Most our audience are individuals who are solely responsible for communicating with the media.  Anything you can do to keep the media informed will help result in positive media coverage. 

There are two forms of media kits:  printed and online.  You should have at least the online version which is least expensive, but you’ll need to be sure to drive the media inquiries to the online version.  Karen is speaking today primarily

Tips for great Media Kits:

  • Less is More!  Include short, concise and relative background information about the company and key personnel.
  • De-Clutter: Leave out the large amount of detail – just provide the high-level snapshot.
  • Make it NOW.  Make sure the information contained is relevant and current.  Keep it updated to reflect current industry or community issues.
  • Don’t forget the brand.  Include photo CD, images, brand/logo throughout the kit.
  • Double duty.  Duplicate your print version press kit online – but make sure it’s also kept up to date. Send link to the media kit, not the attachment.  Many members of the media do not open attachments due to the dangers of computer viruses.
  • Be clever.  Do something creative to inspire opening and retention of your materials.  Attention-getting items don’t have to cost much to have great impact.
  • Target the right person.  Research the correct contact person to avoid wasting your resources.

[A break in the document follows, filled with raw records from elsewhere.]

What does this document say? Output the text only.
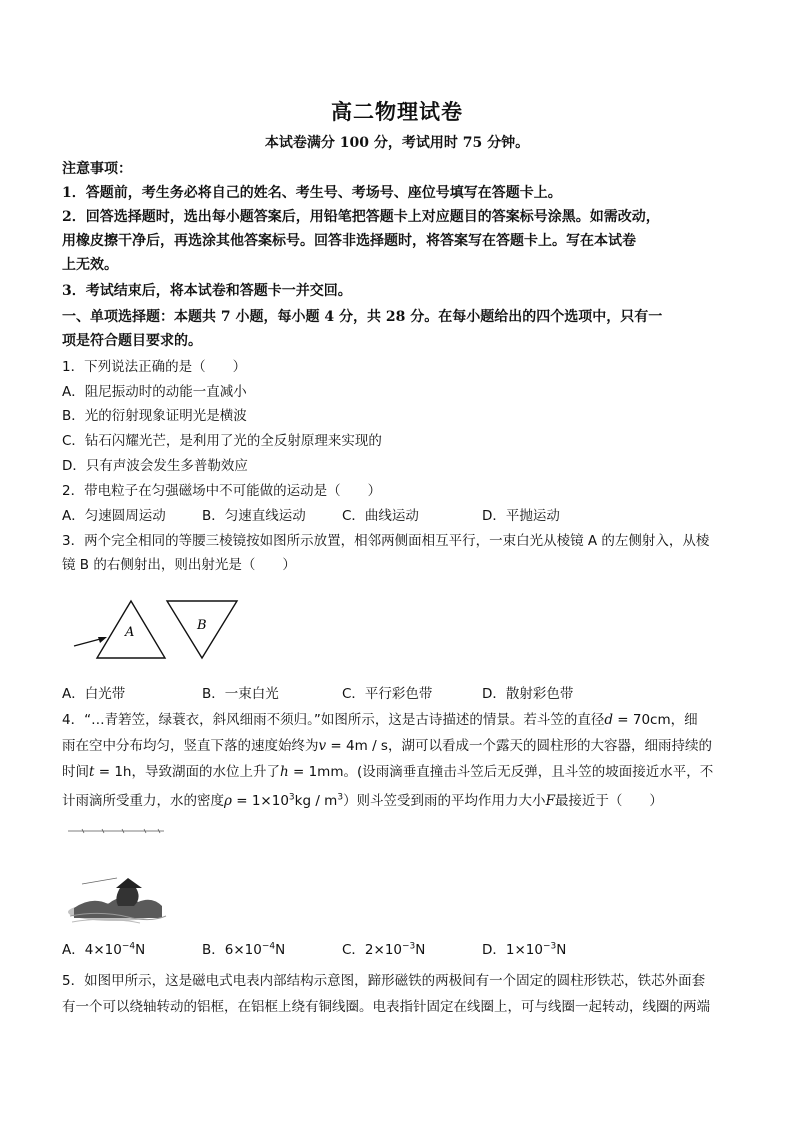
高二物理试卷
本试卷满分 100 分，考试用时 75 分钟。
注意事项：
1．答题前，考生务必将自己的姓名、考生号、考场号、座位号填写在答题卡上。
2．回答选择题时，选出每小题答案后，用铅笔把答题卡上对应题目的答案标号涂黑。如需改动，
用橡皮擦干净后，再选涂其他答案标号。回答非选择题时，将答案写在答题卡上。写在本试卷
上无效。
3．考试结束后，将本试卷和答题卡一并交回。
一、单项选择题：本题共 7 小题，每小题 4 分，共 28 分。在每小题给出的四个选项中，只有一
项是符合题目要求的。
1．下列说法正确的是（　　）
A．阻尼振动时的动能一直减小
B．光的衍射现象证明光是横波
C．钻石闪耀光芒，是利用了光的全反射原理来实现的
D．只有声波会发生多普勒效应
2．带电粒子在匀强磁场中不可能做的运动是（　　）
A．匀速圆周运动	B．匀速直线运动	C．曲线运动	D．平抛运动
3．两个完全相同的等腰三棱镜按如图所示放置，相邻两侧面相互平行，一束白光从棱镜 A 的左侧射入，从棱
镜 B 的右侧射出，则出射光是（　　）
A	B
A．白光带	B．一束白光	C．平行彩色带	D．散射彩色带
4．“…青箬笠，绿蓑衣，斜风细雨不须归。”如图所示，这是古诗描述的情景。若斗笠的直径d = 70cm，细
雨在空中分布均匀，竖直下落的速度始终为v = 4m / s，湖可以看成一个露天的圆柱形的大容器，细雨持续的
时间t = 1h，导致湖面的水位上升了h = 1mm。(设雨滴垂直撞击斗笠后无反弹，且斗笠的坡面接近水平，不
计雨滴所受重力，水的密度$\rho = 1\times 10^3kg / m^3$）则斗笠受到雨的平均作用力大小F最接近于（　　）
A．$4\times 10^{-4}N$	B．$6\times 10^{-4}N$	C．$2\times 10^{-3}N$	D．$1\times 10^{-3}N$
5．如图甲所示，这是磁电式电表内部结构示意图，蹄形磁铁的两极间有一个固定的圆柱形铁芯，铁芯外面套
有一个可以绕轴转动的铝框，在铝框上绕有铜线圈。电表指针固定在线圈上，可与线圈一起转动，线圈的两端
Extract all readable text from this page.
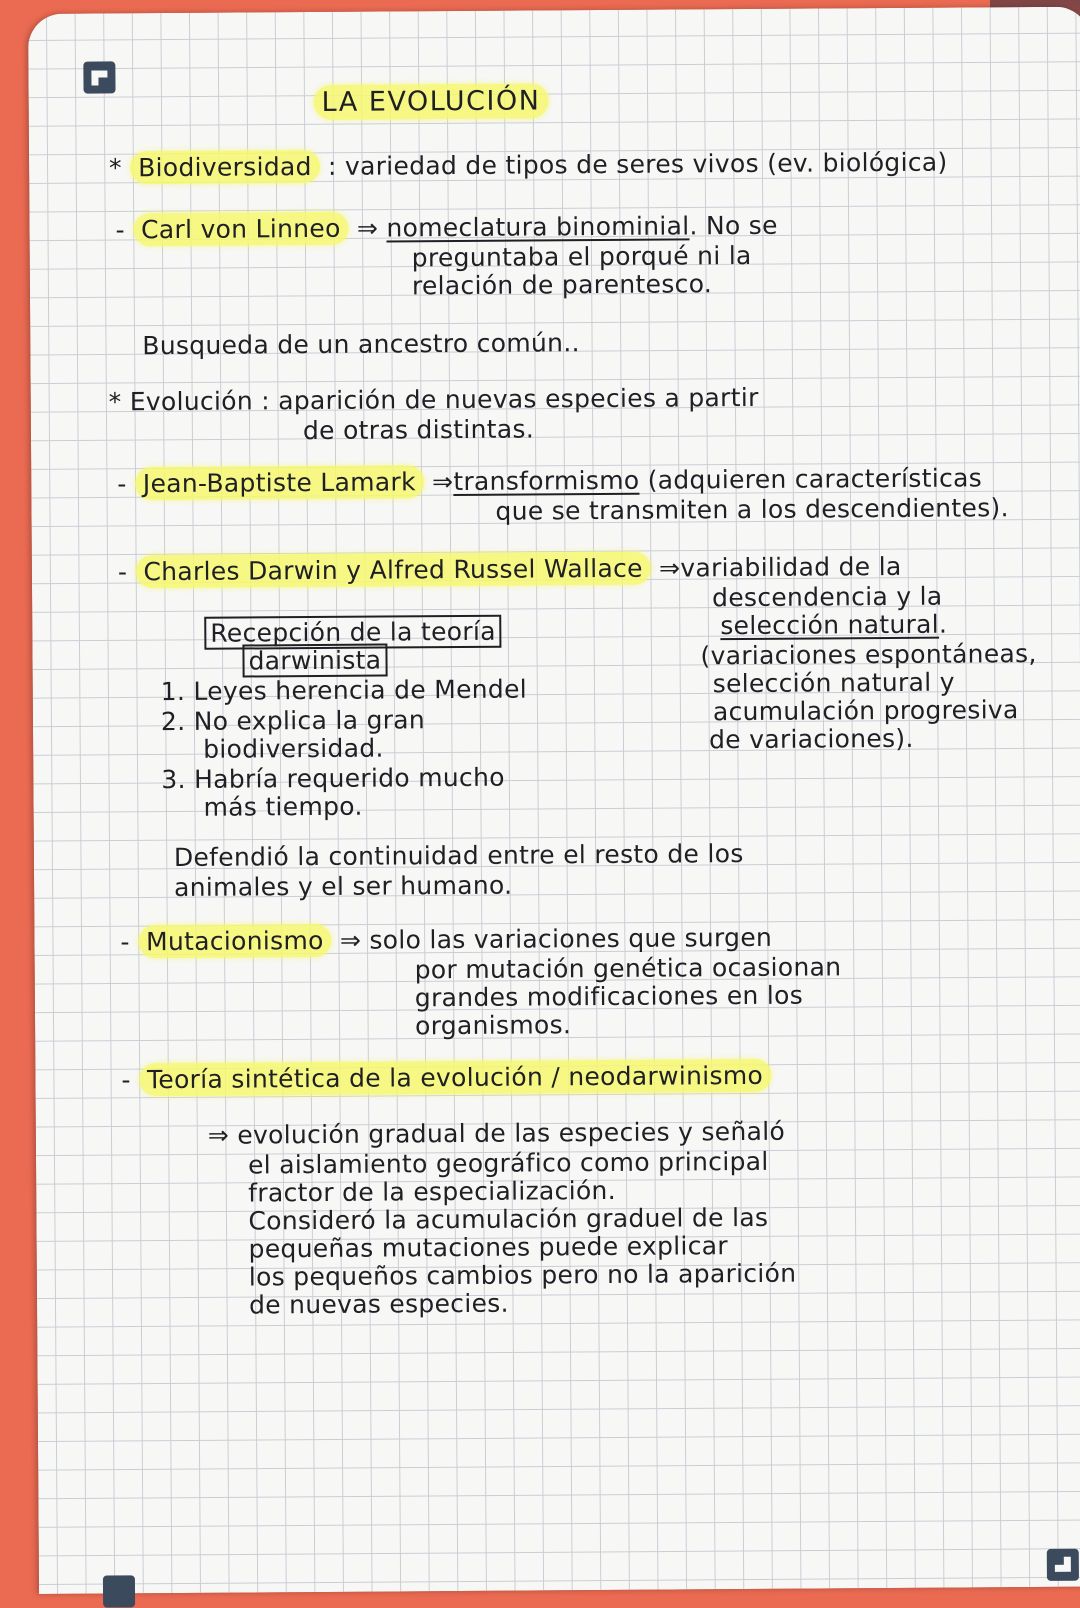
LA EVOLUCIÓN
* Biodiversidad : variedad de tipos de seres vivos (ev. biológica)
- Carl von Linneo ⇒ nomeclatura binominial. No se
preguntaba el porqué ni la
relación de parentesco.
Busqueda de un ancestro común..
* Evolución : aparición de nuevas especies a partir
de otras distintas.
- Jean-Baptiste Lamark ⇒transformismo (adquieren características
que se transmiten a los descendientes).
- Charles Darwin y Alfred Russel Wallace ⇒variabilidad de la
descendencia y la
selección natural.
(variaciones espontáneas,
selección natural y
acumulación progresiva
de variaciones).
Recepción de la teoría
darwinista
1. Leyes herencia de Mendel
2. No explica la gran
biodiversidad.
3. Habría requerido mucho
más tiempo.
Defendió la continuidad entre el resto de los
animales y el ser humano.
- Mutacionismo ⇒ solo las variaciones que surgen
por mutación genética ocasionan
grandes modificaciones en los
organismos.
- Teoría sintética de la evolución / neodarwinismo
⇒ evolución gradual de las especies y señaló
el aislamiento geográfico como principal
fractor de la especialización.
Consideró la acumulación graduel de las
pequeñas mutaciones puede explicar
los pequeños cambios pero no la aparición
de nuevas especies.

Checklist of things to include:

  • Cover letter
  • Contact information/physical location
  • Company overview
  • List of products and services
  • Key executive bios
  • CD high-res images
  • Your business card
  • Bonuses:  corporate metrics, demographics, testimonials, client list, case studies, recent media clips, awards, FAQ, corporate social responsibility

To optimize your sponsorship opportunities, utilize multiple mediums including traditional, social media, newsletters and mothers.  In making sponsorship decisions, some things to consider would include:

  1. Pick the right opportunity.  Does it reflect your corporate values, key messages?  Does it build brand awareness and reach the target audiencee?
  2. Sponsorships are opportunities, not outcomes.  What you do with the sponsorship is up to you.  Make the most of your message, think strategically.
  3. It’s not the same as charitable giving.  Sponsorships are typically funded from ad budgets and outcomes should be measurable.
  4. Know what’s imporant to your organziation and seek out those opportunities… face-to-face contact? networking? event tickets? logo placement?  distribution?
  5. It isn’t always about the money.  Consider other ways you can give “in kind” through time and talent within the company to help the cause.